Who writes words like that to kick off one of the catchiest songs in their catalogue and the leadoff single to their new album? That’s fucking insane. And it’s brilliant.
I have a memory that makes me smile every time it resurfaces, of dancing to that song at the campground in Lambton County and weirding out a girl who was a little younger than me.
“You like this music?” she said, making a face.
I guess I was supposed to be into Limp Bizkit or the Goo Goo Dolls or something. Who knows. I went on dancing and sang at her not to tell me what the poets were doing.
Not long after that, MuchMoreMusic developed a thing for playing the video for “Ahead by a Century” on an almost daily basis. If I timed it just right, my walk home from school would get me inside the house right around the time it started.
I loved that song. There was a hard-won beauty about it I didn’t know how to put into words then. All I knew was I could watch the music video a thousand times and never get tired of the music that drove it. When Gord smiled through his singing, it did something good to my heart.

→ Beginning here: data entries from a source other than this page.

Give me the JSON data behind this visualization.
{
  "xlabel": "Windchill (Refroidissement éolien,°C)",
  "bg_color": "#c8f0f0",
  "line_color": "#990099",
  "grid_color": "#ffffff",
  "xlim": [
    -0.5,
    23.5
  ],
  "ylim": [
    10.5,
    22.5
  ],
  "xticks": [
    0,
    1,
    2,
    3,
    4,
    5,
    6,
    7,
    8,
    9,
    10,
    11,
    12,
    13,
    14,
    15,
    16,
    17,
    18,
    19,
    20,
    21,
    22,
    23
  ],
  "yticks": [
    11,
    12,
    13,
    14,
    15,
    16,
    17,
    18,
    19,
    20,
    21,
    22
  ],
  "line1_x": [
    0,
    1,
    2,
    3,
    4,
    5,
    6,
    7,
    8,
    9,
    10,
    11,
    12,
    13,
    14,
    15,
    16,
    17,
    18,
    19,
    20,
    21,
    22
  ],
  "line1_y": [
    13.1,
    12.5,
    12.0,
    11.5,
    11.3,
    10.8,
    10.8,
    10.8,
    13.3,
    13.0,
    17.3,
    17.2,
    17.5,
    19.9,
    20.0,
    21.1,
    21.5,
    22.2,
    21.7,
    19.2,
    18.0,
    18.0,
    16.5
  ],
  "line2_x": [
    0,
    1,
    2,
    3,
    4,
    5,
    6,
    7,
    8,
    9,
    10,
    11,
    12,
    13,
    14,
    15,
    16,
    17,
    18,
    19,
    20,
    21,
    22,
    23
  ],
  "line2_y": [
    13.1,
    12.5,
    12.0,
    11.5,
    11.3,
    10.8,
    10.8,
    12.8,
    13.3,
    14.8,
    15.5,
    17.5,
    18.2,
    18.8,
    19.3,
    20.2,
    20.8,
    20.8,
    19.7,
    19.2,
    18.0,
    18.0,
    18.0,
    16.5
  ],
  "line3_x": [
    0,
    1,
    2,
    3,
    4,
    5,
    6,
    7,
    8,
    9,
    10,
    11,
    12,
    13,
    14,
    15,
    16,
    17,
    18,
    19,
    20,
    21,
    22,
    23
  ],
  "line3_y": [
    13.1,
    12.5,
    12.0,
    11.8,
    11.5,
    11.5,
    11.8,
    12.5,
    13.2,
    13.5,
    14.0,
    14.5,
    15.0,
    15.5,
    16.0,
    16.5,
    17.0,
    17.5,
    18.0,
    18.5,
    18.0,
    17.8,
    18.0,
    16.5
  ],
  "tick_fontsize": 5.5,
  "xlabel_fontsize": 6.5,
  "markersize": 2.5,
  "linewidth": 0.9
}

I kept up with new albums from a bit of a distance, always drawn to the intelligence and surprising turns of Gord’s lyrics, but for some dumb reason never got around to buying a CD. I think I didn’t know where to start, when I should have just started anywhere.
Last year came the revelation that Gord had been diagnosed with incurable brain cancer. He followed up that jarring news by releasing Secret Path, a collaboration with Jeff Lemire that has to go down as some of the most emotionally lacerating, compelling, commendable work of his life. Just weeks ago came an announcement that another new solo album was on the way. And now comes the news that Gord is gone.
I think we knew this day was coming. We hoped the man’s mental acuity and continuing drive to work were signs pointing to a postponement of the inevitable, but cancer is the ultimate asshole. Too often it takes good people away from us long before they should be going anywhere.
The minute I read the news, I scrawled out the words to what’s been my favourite Tragically Hip song for fifteen years, went downstairs, sat at the piano, and recorded it in one take (the harmonies were added a few minutes later and also done in one take). I wanted to get down an emotional response without over-thinking it. Almost like a prayer. With my next-door neighbour having a whole lot of noisy work done on their house, leaving me with only small pockets of quiet here and there, I didn’t have much choice anyway.
I’m not one to record musical tributes. But there’s something in this song that’s always grabbed me.
It sounds simple. A few chords and a single long verse and chorus that come back a second time. Then you listen a little closer and notice the second time the verse comes around, there are subtle little changes that shift its meaning, and the second chorus is twice as long as the first, and then a miniature hook comes back and changes its colours too.
Great songwriters can do things like that without calling attention to the sleight of hand. Whether you knew it or not, Gord Downie was a great one.